Charb boasts of his ignorance about what really happened in Gaza that day but says that Palestinians who use the al Dura image to prove that the "Israeli occupation army" kills civilians are knuckleheads. If the images didn’t exist, he explains, the kid would have been added to the list of 5 to 800 nameless Palestinian children killed by Israelis. He claims the “Greater Israel fanatics” don’t bother to deny those fatalities because the cadavers aren’t displayed on TV [sic] when the Israelis bomb a building in Gaza. For Charb, the Palestinians are a sorry lot if they think the world needs the al Dura image to show that Israel is fighting an "illegitimate" war to deny their right to self-determination. It shouldn’t take an al Dura to mobilize freedom-loving people to defend basic Palestinian rights…like the right to go out to buy bread and come home alive [sic].
These people, says Charb, who quibble over a detail because they deny the essential truth, who turn poor Enderlin into a Palestinian agent and turn Zionism into colonialism, “these Thierry Meyssan [best-selling French 9/11 conspiracy author] look-alikes who never saw a Palestinian killed by Israeli gunfire in Palestine” have convinced the CRIF [Jewish umbrella organization] to ask Sarkozy to set up an investigating commission. What does this have to do with the CRIF, what does it have to do with French Jews, why doesn't the UOIF [French Muslim Brotherhood association] demand its own investigating commission? How about an investigation of the Sabra and Shatila affair [sic]? "Then these mature adults can scold the dimwitted banlieue Beurs for identifying with the Palestinians... Communitarian cunts!
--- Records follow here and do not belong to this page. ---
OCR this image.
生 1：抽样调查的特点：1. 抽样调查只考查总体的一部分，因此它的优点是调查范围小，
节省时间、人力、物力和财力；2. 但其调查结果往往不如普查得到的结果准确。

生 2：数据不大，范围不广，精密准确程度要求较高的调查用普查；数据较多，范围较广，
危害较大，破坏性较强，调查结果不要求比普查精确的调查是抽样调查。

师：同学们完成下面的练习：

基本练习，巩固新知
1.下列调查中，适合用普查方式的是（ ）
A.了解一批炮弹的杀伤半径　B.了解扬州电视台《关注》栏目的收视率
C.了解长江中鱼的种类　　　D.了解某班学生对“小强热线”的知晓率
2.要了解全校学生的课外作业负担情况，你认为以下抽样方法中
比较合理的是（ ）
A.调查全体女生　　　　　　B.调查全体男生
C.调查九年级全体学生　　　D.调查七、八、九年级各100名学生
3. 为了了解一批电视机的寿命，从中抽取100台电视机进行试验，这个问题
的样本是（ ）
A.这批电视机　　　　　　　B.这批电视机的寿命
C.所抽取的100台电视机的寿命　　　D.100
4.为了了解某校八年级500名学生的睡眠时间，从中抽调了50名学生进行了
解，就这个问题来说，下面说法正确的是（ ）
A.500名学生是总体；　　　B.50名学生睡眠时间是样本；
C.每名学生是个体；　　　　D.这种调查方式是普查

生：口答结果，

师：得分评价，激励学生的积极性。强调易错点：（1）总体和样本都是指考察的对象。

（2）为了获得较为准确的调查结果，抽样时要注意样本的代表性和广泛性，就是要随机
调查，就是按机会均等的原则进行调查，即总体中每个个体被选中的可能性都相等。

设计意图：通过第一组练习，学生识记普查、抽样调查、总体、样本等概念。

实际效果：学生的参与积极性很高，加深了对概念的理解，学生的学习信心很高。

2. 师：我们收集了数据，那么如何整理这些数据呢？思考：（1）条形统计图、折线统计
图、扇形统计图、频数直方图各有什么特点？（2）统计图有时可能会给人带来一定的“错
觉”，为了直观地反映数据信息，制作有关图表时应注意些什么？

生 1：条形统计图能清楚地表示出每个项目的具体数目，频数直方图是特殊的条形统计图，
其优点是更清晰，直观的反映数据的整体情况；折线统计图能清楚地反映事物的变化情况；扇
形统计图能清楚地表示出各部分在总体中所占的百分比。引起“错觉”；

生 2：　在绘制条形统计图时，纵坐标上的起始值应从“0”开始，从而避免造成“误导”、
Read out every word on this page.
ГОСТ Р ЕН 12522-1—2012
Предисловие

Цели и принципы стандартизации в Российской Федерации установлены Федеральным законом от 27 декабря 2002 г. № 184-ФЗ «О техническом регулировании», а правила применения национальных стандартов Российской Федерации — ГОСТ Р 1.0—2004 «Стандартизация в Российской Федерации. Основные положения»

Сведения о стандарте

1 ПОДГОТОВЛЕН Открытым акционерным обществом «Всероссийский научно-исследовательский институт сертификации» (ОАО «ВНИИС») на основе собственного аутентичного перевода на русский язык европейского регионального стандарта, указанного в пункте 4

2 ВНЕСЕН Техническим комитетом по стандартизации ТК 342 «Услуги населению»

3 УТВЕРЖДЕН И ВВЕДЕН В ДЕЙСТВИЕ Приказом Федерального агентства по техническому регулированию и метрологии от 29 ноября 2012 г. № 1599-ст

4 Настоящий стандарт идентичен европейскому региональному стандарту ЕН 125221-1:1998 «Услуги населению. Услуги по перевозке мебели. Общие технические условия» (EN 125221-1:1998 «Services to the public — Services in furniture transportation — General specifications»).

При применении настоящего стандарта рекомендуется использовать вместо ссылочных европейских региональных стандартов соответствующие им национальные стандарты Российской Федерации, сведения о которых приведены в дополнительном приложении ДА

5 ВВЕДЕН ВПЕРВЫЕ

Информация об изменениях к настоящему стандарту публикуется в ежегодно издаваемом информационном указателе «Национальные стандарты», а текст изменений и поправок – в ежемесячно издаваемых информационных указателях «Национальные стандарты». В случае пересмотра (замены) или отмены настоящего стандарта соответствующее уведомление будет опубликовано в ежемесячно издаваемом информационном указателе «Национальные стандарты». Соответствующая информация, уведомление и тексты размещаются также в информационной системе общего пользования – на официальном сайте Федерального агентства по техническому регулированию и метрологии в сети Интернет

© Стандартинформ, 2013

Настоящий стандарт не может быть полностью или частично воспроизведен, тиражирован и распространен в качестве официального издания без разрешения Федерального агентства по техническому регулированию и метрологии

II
Can’t they set a good example?"
The al Dura article--which appeared to the left of Siné’s last column-- sparked no controversy, triggered no petitions, sent no philosophers rushing to the barricades.
But Siné may have inspired the 63 year-old man—certainly not an antisemite—who scrawled “Sarkozys Jews Thieves” on the walls of several buildings near Jean Sarkozy’s home in Neuilly-sur-Seine the other night.